This report aims to provide an overview of the specific policy recommendations that originate from two particular tasks in the SmartCulTour project: re-conceptualization of (sustainable) cultural tourism and expectations concerning future trends and developments (WP2), and identification of state-of-the-art interventions in cultural tourism towards sustainable development (WP3).
The report starts by recognizing the potential of cultural tourism in Europe and specifically its framing as a driver for sustainable development and smart regional growth. However, due to an ongoing lack of comprehensive evidence on the benefits of cultural heritage and the observation that, in many countries, cultural tourism is not yet adequately measured, the policy report pays attention to two particular issues:
1. The conceptual fluidity of cultural heritage and, by extension, cultural tourism;
2. The lack of structural evidence on the holistic benefits of cultural heritage for a destination.

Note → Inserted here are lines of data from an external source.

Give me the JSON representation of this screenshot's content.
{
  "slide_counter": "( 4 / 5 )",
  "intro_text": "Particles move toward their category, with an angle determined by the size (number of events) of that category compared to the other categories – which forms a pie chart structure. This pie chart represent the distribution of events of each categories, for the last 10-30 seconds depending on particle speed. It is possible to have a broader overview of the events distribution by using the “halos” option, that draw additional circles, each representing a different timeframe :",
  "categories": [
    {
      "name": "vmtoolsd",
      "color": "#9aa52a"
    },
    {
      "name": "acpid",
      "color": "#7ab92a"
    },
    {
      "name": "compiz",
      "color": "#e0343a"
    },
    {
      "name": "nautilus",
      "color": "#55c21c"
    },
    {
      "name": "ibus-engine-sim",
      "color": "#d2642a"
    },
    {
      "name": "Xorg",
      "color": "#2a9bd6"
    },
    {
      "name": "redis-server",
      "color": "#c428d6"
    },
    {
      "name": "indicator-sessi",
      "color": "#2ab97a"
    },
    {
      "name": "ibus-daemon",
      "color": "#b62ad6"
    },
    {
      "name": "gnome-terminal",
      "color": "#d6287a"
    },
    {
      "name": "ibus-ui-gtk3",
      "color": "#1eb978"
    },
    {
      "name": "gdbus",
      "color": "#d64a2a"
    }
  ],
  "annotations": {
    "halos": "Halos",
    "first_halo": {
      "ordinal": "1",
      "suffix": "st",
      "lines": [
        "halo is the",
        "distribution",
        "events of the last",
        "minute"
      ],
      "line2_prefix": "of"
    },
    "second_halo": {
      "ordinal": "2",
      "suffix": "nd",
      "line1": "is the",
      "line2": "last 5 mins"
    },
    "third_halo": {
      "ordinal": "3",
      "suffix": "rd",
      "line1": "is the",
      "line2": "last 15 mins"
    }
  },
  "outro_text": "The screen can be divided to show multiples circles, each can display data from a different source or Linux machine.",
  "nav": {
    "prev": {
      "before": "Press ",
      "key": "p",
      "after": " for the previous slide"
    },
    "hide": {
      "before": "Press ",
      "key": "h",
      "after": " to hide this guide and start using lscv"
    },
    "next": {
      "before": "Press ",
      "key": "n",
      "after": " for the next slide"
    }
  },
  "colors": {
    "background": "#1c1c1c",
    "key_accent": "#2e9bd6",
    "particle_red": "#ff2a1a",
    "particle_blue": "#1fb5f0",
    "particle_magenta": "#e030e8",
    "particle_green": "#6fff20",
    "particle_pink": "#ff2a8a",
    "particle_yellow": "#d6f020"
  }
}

In this report we first focus on the question of conceptualization, and through analysis of existing definitional frameworks, propose contemporary definitions to frame cultural tourism in all its aspects as: “a form of tourism in which visitors engage with heritage, local cultural and creative activities and the everyday cultural practices of host communities for the purpose of gaining mutual experiences of an educational, aesthetic, creative, emotional and/or entertaining nature” (Matteucci & Von Zumbusch, 2020, p.19).
Secondly, the policy report presents both workflow and results of an extensive case-study analysis on cultural tourism interventions throughout Europe, both in terms of resources used and in terms of generated (or expected) outcomes in order to provide more robust findings on the multiple benefits of cultural tourism. The five main purposes for cultural tourism interventions that were recognized were: (1) to protect, restore, safeguard and promote, (2) to develop and innovate, (3) to interpret, understand and disseminate, (4) to involve and connect, (5) to manage and influence. While the list does not necessarily need to be considered as exhaustive, and can depend on the non-random case study selection, the typology helps in describing situations and challenges that are typical of each intervention category and can therefore inform policy makers on selecting appropriate cultural tourism projects.
At the end of the report, a number of policy recommendations are given, both on conceptualization and operationalization, and on methodological recommendations that can be followed by Destination Management Organizations and policy makers to collect additional primary research data.